The advantages of the reduced instruction set combined with the simpler
memory interface (only two addressing modes with NO virtual memory support)
would allow the 'micro CRAY' to be clocked at much higher rates.  Of 
course, I doubt that the CRAY archetecture could be put on a single chip
with todays technology, but it could probably be done with a small set
of chips for each functional unit.

Programming a RISC machine is simple as compared to CISC machine - far
from being 'woefully inadequate' the RISC type of machine seems just right.

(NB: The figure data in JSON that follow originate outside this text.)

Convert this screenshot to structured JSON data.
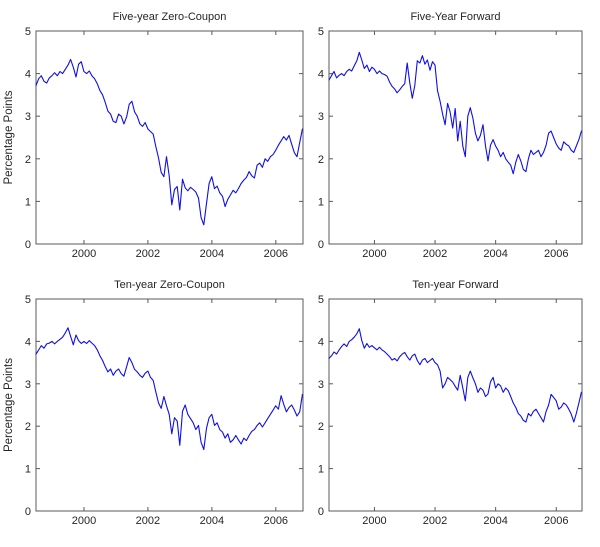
{
  "figure": {
    "background": "#ffffff",
    "axis_color": "#5a5a5a",
    "text_color": "#262626"
  },
  "chart_data": [
    {
      "type": "line",
      "title": "Five-year Zero-Coupon",
      "xlabel": "",
      "ylabel": "Percentage Points",
      "xlim": [
        1998.5,
        2006.85
      ],
      "ylim": [
        0,
        5
      ],
      "xticks": [
        2000,
        2002,
        2004,
        2006
      ],
      "yticks": [
        0,
        1,
        2,
        3,
        4,
        5
      ],
      "grid": false,
      "legend": "none",
      "line_color": "#0f0fe8",
      "x_start": 1998.5,
      "x_step_years": 0.0833,
      "values": [
        3.72,
        3.88,
        3.95,
        3.82,
        3.78,
        3.9,
        3.95,
        4.02,
        3.95,
        4.05,
        4.0,
        4.1,
        4.2,
        4.33,
        4.15,
        3.92,
        4.22,
        4.28,
        4.05,
        4.0,
        4.06,
        3.95,
        3.88,
        3.76,
        3.6,
        3.5,
        3.32,
        3.12,
        3.05,
        2.88,
        2.85,
        3.05,
        3.0,
        2.82,
        2.98,
        3.28,
        3.35,
        3.1,
        3.0,
        2.82,
        2.76,
        2.85,
        2.7,
        2.64,
        2.58,
        2.28,
        2.02,
        1.68,
        1.58,
        2.05,
        1.6,
        0.92,
        1.28,
        1.35,
        0.8,
        1.52,
        1.32,
        1.25,
        1.33,
        1.28,
        1.22,
        1.08,
        0.62,
        0.45,
        0.95,
        1.42,
        1.58,
        1.3,
        1.36,
        1.2,
        1.12,
        0.88,
        1.05,
        1.15,
        1.26,
        1.2,
        1.3,
        1.42,
        1.5,
        1.56,
        1.7,
        1.6,
        1.55,
        1.85,
        1.9,
        1.8,
        2.0,
        1.94,
        2.05,
        2.1,
        2.2,
        2.32,
        2.42,
        2.52,
        2.44,
        2.55,
        2.34,
        2.14,
        2.05,
        2.38,
        2.7
      ]
    },
    {
      "type": "line",
      "title": "Five-Year Forward",
      "xlabel": "",
      "ylabel": "",
      "xlim": [
        1998.5,
        2006.85
      ],
      "ylim": [
        0,
        5
      ],
      "xticks": [
        2000,
        2002,
        2004,
        2006
      ],
      "yticks": [
        0,
        1,
        2,
        3,
        4,
        5
      ],
      "grid": false,
      "legend": "none",
      "line_color": "#0f0fe8",
      "x_start": 1998.5,
      "x_step_years": 0.0833,
      "values": [
        3.85,
        3.95,
        4.05,
        3.9,
        3.96,
        4.0,
        3.95,
        4.05,
        4.1,
        4.06,
        4.18,
        4.3,
        4.5,
        4.32,
        4.12,
        4.2,
        4.05,
        4.15,
        4.1,
        4.0,
        4.06,
        4.0,
        3.98,
        3.94,
        3.8,
        3.7,
        3.64,
        3.55,
        3.62,
        3.7,
        3.76,
        4.25,
        3.78,
        3.42,
        3.72,
        4.3,
        4.25,
        4.42,
        4.22,
        4.32,
        4.08,
        4.28,
        4.2,
        3.6,
        3.35,
        3.05,
        2.8,
        3.3,
        3.1,
        2.72,
        3.18,
        2.42,
        2.88,
        2.3,
        2.05,
        3.0,
        3.2,
        2.95,
        2.6,
        2.42,
        2.55,
        2.8,
        2.3,
        1.95,
        2.32,
        2.45,
        2.3,
        2.2,
        2.05,
        2.15,
        2.0,
        1.92,
        1.85,
        1.65,
        1.92,
        2.1,
        1.95,
        1.75,
        1.7,
        2.0,
        2.2,
        2.1,
        2.15,
        2.2,
        2.05,
        2.15,
        2.32,
        2.6,
        2.65,
        2.5,
        2.35,
        2.25,
        2.2,
        2.4,
        2.34,
        2.3,
        2.2,
        2.15,
        2.3,
        2.45,
        2.65
      ]
    },
    {
      "type": "line",
      "title": "Ten-year Zero-Coupon",
      "xlabel": "",
      "ylabel": "Percentage Points",
      "xlim": [
        1998.5,
        2006.85
      ],
      "ylim": [
        0,
        5
      ],
      "xticks": [
        2000,
        2002,
        2004,
        2006
      ],
      "yticks": [
        0,
        1,
        2,
        3,
        4,
        5
      ],
      "grid": false,
      "legend": "none",
      "line_color": "#0f0fe8",
      "x_start": 1998.5,
      "x_step_years": 0.0833,
      "values": [
        3.7,
        3.8,
        3.9,
        3.84,
        3.94,
        3.96,
        4.0,
        3.94,
        4.0,
        4.05,
        4.1,
        4.2,
        4.32,
        4.12,
        3.92,
        4.15,
        4.02,
        3.95,
        4.0,
        3.95,
        4.02,
        3.96,
        3.9,
        3.8,
        3.66,
        3.55,
        3.4,
        3.28,
        3.35,
        3.2,
        3.3,
        3.35,
        3.24,
        3.18,
        3.4,
        3.62,
        3.5,
        3.34,
        3.28,
        3.2,
        3.15,
        3.25,
        3.3,
        3.15,
        3.08,
        2.8,
        2.55,
        2.42,
        2.7,
        2.48,
        2.28,
        1.82,
        2.2,
        2.12,
        1.55,
        2.35,
        2.5,
        2.28,
        2.18,
        2.08,
        1.92,
        2.02,
        1.62,
        1.45,
        1.95,
        2.2,
        2.28,
        2.02,
        2.08,
        1.92,
        1.86,
        1.72,
        1.82,
        1.62,
        1.68,
        1.78,
        1.68,
        1.58,
        1.72,
        1.66,
        1.78,
        1.88,
        1.92,
        2.02,
        2.08,
        1.98,
        2.08,
        2.18,
        2.28,
        2.38,
        2.48,
        2.4,
        2.72,
        2.52,
        2.34,
        2.44,
        2.5,
        2.38,
        2.24,
        2.34,
        2.75
      ]
    },
    {
      "type": "line",
      "title": "Ten-year Forward",
      "xlabel": "",
      "ylabel": "",
      "xlim": [
        1998.5,
        2006.85
      ],
      "ylim": [
        0,
        5
      ],
      "xticks": [
        2000,
        2002,
        2004,
        2006
      ],
      "yticks": [
        0,
        1,
        2,
        3,
        4,
        5
      ],
      "grid": false,
      "legend": "none",
      "line_color": "#0f0fe8",
      "x_start": 1998.5,
      "x_step_years": 0.0833,
      "values": [
        3.6,
        3.66,
        3.75,
        3.7,
        3.8,
        3.88,
        3.94,
        3.88,
        4.0,
        4.04,
        4.1,
        4.18,
        4.3,
        4.02,
        3.84,
        3.95,
        3.86,
        3.9,
        3.85,
        3.8,
        3.86,
        3.8,
        3.76,
        3.7,
        3.64,
        3.56,
        3.6,
        3.54,
        3.64,
        3.7,
        3.74,
        3.64,
        3.56,
        3.66,
        3.7,
        3.55,
        3.45,
        3.56,
        3.6,
        3.5,
        3.55,
        3.6,
        3.5,
        3.45,
        3.3,
        2.9,
        3.0,
        3.15,
        3.1,
        3.04,
        2.94,
        2.85,
        3.2,
        2.9,
        2.6,
        3.15,
        3.3,
        3.14,
        3.0,
        2.8,
        2.9,
        2.85,
        2.7,
        2.76,
        3.05,
        3.15,
        2.9,
        3.0,
        2.95,
        2.8,
        2.9,
        2.84,
        2.7,
        2.55,
        2.44,
        2.3,
        2.24,
        2.14,
        2.1,
        2.3,
        2.24,
        2.35,
        2.4,
        2.3,
        2.2,
        2.1,
        2.35,
        2.5,
        2.75,
        2.68,
        2.6,
        2.4,
        2.45,
        2.55,
        2.5,
        2.4,
        2.28,
        2.1,
        2.3,
        2.55,
        2.8
      ]
    }
  ]
}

In a CISC machine there are usually about half a dozen different ways of 
performing any given function, the most obvious is usually NOT the fastest,
or even close.  On a RISC machine, the most obvious code sequence is almost
always the fastest - it may be the ONLY obvious code sequence.  After 17 
years of assembly coding I came to the conclusion the the CRAY instruction
set was the easiest to use of any machine I have seen.  And after two years
of compiler maintenance on the CRAY I concluded that the instruction set
was the easiest to write a compiler for as well (the CRAY compiler is such
a poorly written thing that it would probably never have even worked on 
another machine).  The only really difficult part is scheduling vector
operations, which became much easier on the new X/MP machines.

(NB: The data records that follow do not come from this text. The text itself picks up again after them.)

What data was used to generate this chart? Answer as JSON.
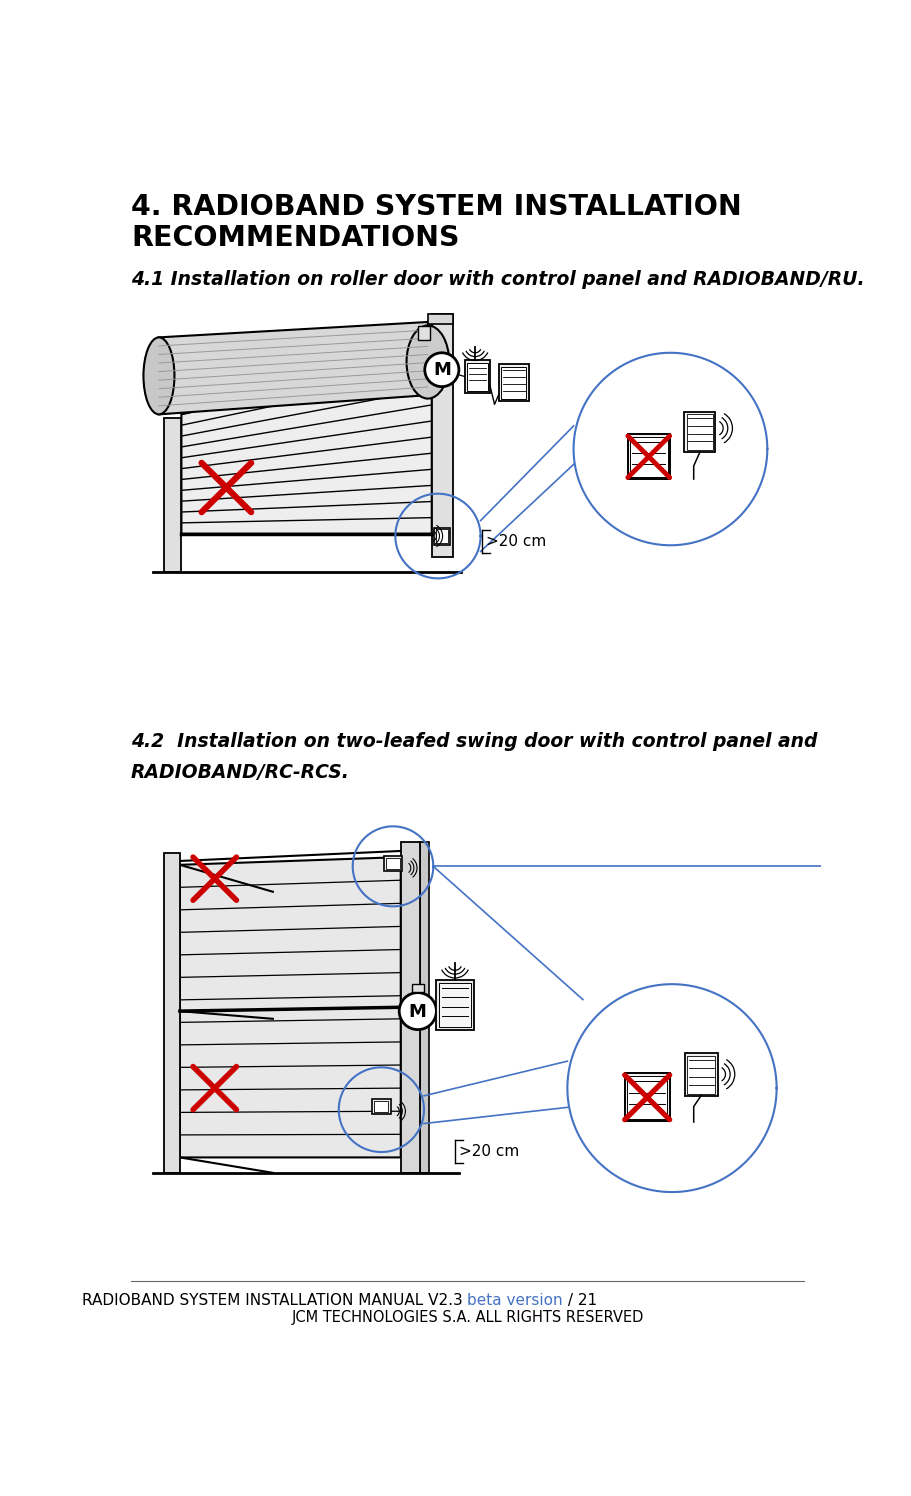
{
  "title_line1": "4. RADIOBAND SYSTEM INSTALLATION",
  "title_line2": "RECOMMENDATIONS",
  "subtitle1": "4.1 Installation on roller door with control panel and RADIOBAND/RU.",
  "subtitle2_line1": "4.2  Installation on two-leafed swing door with control panel and",
  "subtitle2_line2": "RADIOBAND/RC-RCS.",
  "footer_main": "RADIOBAND SYSTEM INSTALLATION MANUAL V2.3 ",
  "footer_blue": "beta version",
  "footer_end": " / 21",
  "footer_sub": "JCM TECHNOLOGIES S.A. ALL RIGHTS RESERVED",
  "bg_color": "#ffffff",
  "title_color": "#000000",
  "subtitle_color": "#000000",
  "footer_color": "#000000",
  "footer_blue_color": "#4472C4",
  "blue_circle_color": "#4472C4",
  "red_color": "#cc0000",
  "line_color": "#000000",
  "fill_light": "#e8e8e8",
  "fill_mid": "#d0d0d0",
  "fill_dark": "#b8b8b8",
  "fill_white": "#ffffff"
}
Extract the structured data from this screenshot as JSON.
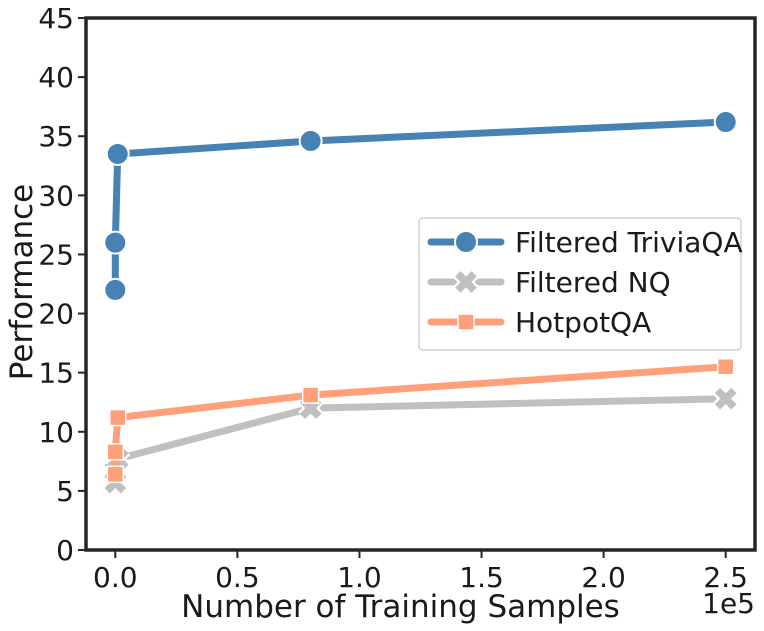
{
  "chart_data": {
    "type": "line",
    "title": "",
    "xlabel": "Number of Training Samples",
    "ylabel": "Performance",
    "x_offset_label": "1e5",
    "xlim": [
      -0.12,
      2.62
    ],
    "ylim": [
      0,
      45
    ],
    "xticks": [
      0.0,
      0.5,
      1.0,
      1.5,
      2.0,
      2.5
    ],
    "xtick_labels": [
      "0.0",
      "0.5",
      "1.0",
      "1.5",
      "2.0",
      "2.5"
    ],
    "yticks": [
      0,
      5,
      10,
      15,
      20,
      25,
      30,
      35,
      40,
      45
    ],
    "ytick_labels": [
      "0",
      "5",
      "10",
      "15",
      "20",
      "25",
      "30",
      "35",
      "40",
      "45"
    ],
    "grid": false,
    "legend_position": "center-right",
    "series": [
      {
        "name": "Filtered TriviaQA",
        "color": "#4682b4",
        "marker": "circle",
        "x": [
          0.0,
          0.0,
          0.01,
          0.8,
          2.5
        ],
        "y": [
          22.0,
          26.0,
          33.5,
          34.6,
          36.2
        ]
      },
      {
        "name": "Filtered NQ",
        "color": "#c0c0c0",
        "marker": "x",
        "x": [
          0.0,
          0.0,
          0.01,
          0.8,
          2.5
        ],
        "y": [
          5.7,
          6.7,
          7.7,
          12.0,
          12.8
        ]
      },
      {
        "name": "HotpotQA",
        "color": "#ffa07a",
        "marker": "square",
        "x": [
          0.0,
          0.0,
          0.01,
          0.8,
          2.5
        ],
        "y": [
          6.4,
          8.3,
          11.2,
          13.1,
          15.5
        ]
      }
    ]
  }
}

A word needs to be said about the lack of addressing modes and virtual memory.
At the speeds at which RISC machines will run (not the demo units made from
MOS but the real production chips that (I hope) will come out) memory will
be the slowest component of the system.  On the CRAY, only the reciprocal
approximate is slower than a memory fetch, all other operations are at least
twice as fast (integer add is 7 times as fast, logical operations are 14 
times as fast).  Staged memory is a help (several fetches or stores going
simultaneously), but all the other functional units are staged as well. 

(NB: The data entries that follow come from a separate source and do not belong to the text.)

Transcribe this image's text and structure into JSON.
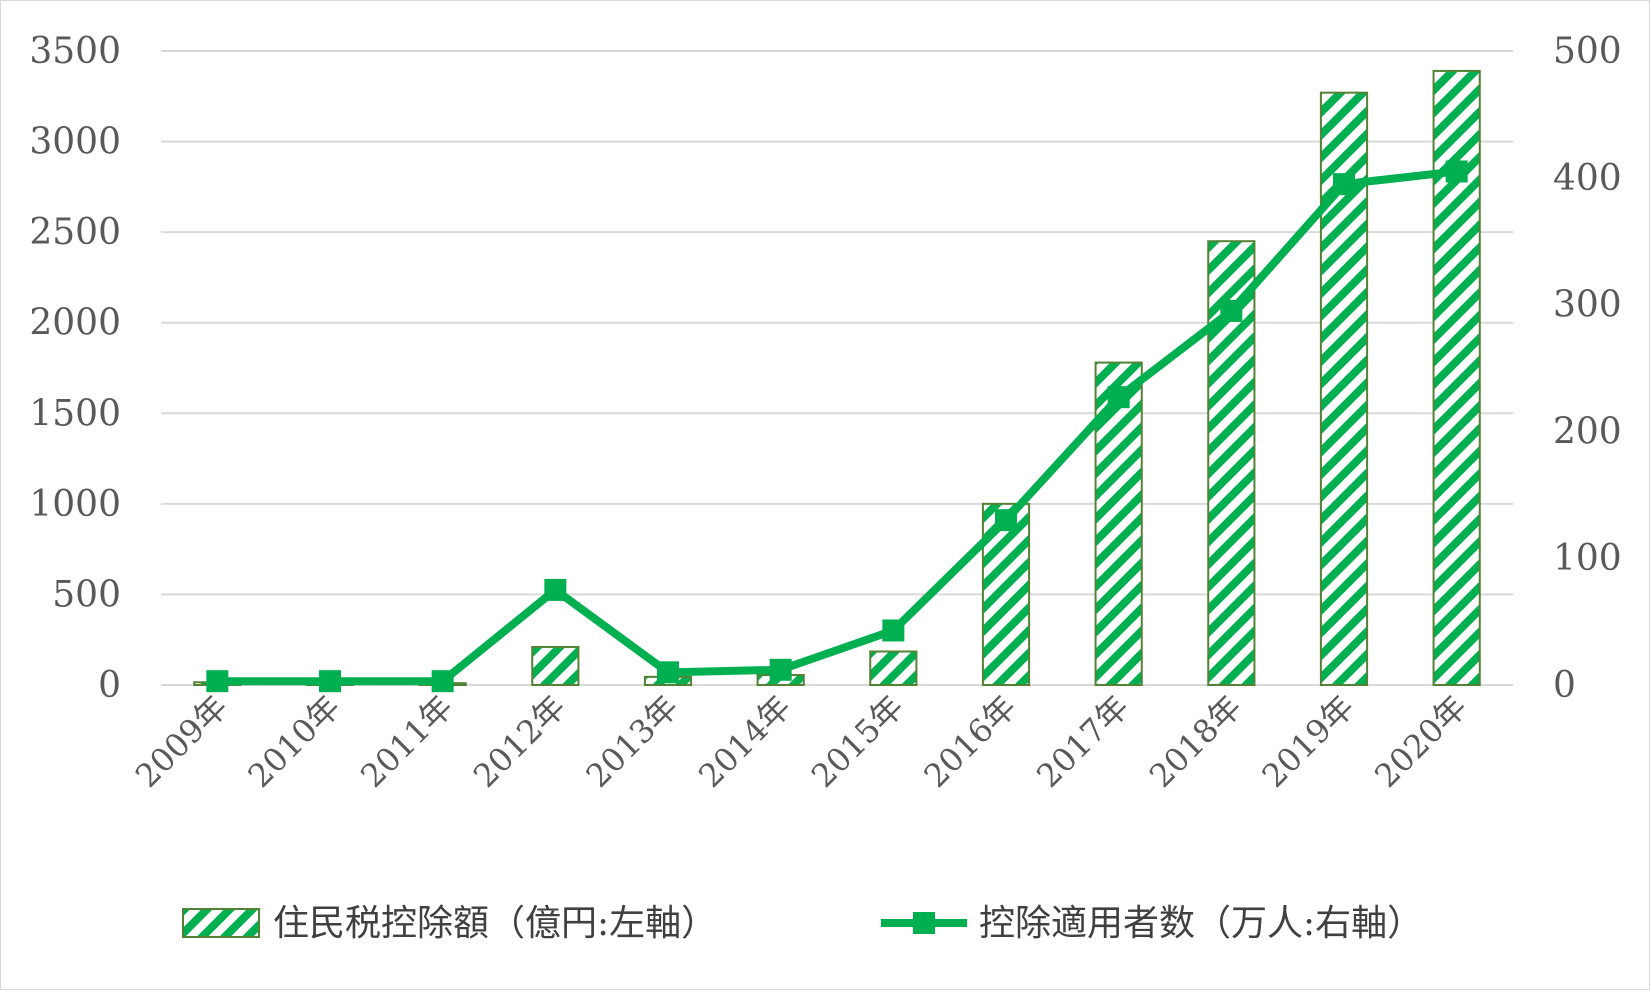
{
  "chart_data": {
    "type": "bar",
    "categories": [
      "2009年",
      "2010年",
      "2011年",
      "2012年",
      "2013年",
      "2014年",
      "2015年",
      "2016年",
      "2017年",
      "2018年",
      "2019年",
      "2020年"
    ],
    "series": [
      {
        "name": "住民税控除額（億円:左軸）",
        "type": "bar",
        "axis": "left",
        "values": [
          15,
          12,
          10,
          210,
          45,
          55,
          185,
          1000,
          1780,
          2450,
          3270,
          3390
        ]
      },
      {
        "name": "控除適用者数（万人:右軸）",
        "type": "line",
        "axis": "right",
        "values": [
          3,
          3,
          3,
          75,
          10,
          12,
          43,
          130,
          227,
          295,
          395,
          405
        ]
      }
    ],
    "ylim_left": [
      0,
      3500
    ],
    "ylim_right": [
      0,
      500
    ],
    "yticks_left": [
      "0",
      "500",
      "1000",
      "1500",
      "2000",
      "2500",
      "3000",
      "3500"
    ],
    "yticks_right": [
      "0",
      "100",
      "200",
      "300",
      "400",
      "500"
    ],
    "grid": true,
    "legend_position": "bottom",
    "colors": {
      "bar_stroke": "#548235",
      "bar_hatch": "#00b050",
      "line": "#00b050",
      "grid": "#d9d9d9",
      "axis_text": "#595959"
    }
  }
}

It makes sense to limit memory traffic to just loads and stores so that
other functional units don't end up waiting for memory references.  It also
makes sense to limit the number of addressing modes so that memory traffic
doesn't get even slower due to the extra checking and circuitry in the
memory interface.  If memory traffic is slow, then traffic to the secondary
storage (disk or whatever) is REALLY SLOW.  The data transfer rate for 
the standard CRAY drive (CDC DD-29) is 38.7x10^6 bits/sec,  and the sector
size is 512 words (64 bits/word); less than a millisecond per word - or
about 68,000 cpu cycles!!  This doesn't even count seek time, latency, or
scheduling the traffic with the channel.  Obviously, the operating system
would have to suspend your task until the page had been loaded, and it 
is also clear that no ammount of 'lookahead' in the paging scheme could
significantly improve the performance of the paging scheme.  The solution
is not to page, but to provide a very large amount of central memory.
With large central memory, there is always enough room for code (it's small)
but data may still need to be kept on secondary storage.  Fortunately, it's
usually possible to write code which anticipates its data needs and issues
reads and writes (asynchronous of course) long in advance of the use of that
data.  Short of that, reads and writes don't do that much worse than paging
would have done anyway.

I'm looking forward to the first commercial RISC chips (or chip sets).  I
expect that to be competitive thay will have several functional units (each
staged), only one or two addressing modes, a large central memory requirement,
and no virtual addressing capability.  With this combination, I think RISC
could outrun any other small computer available.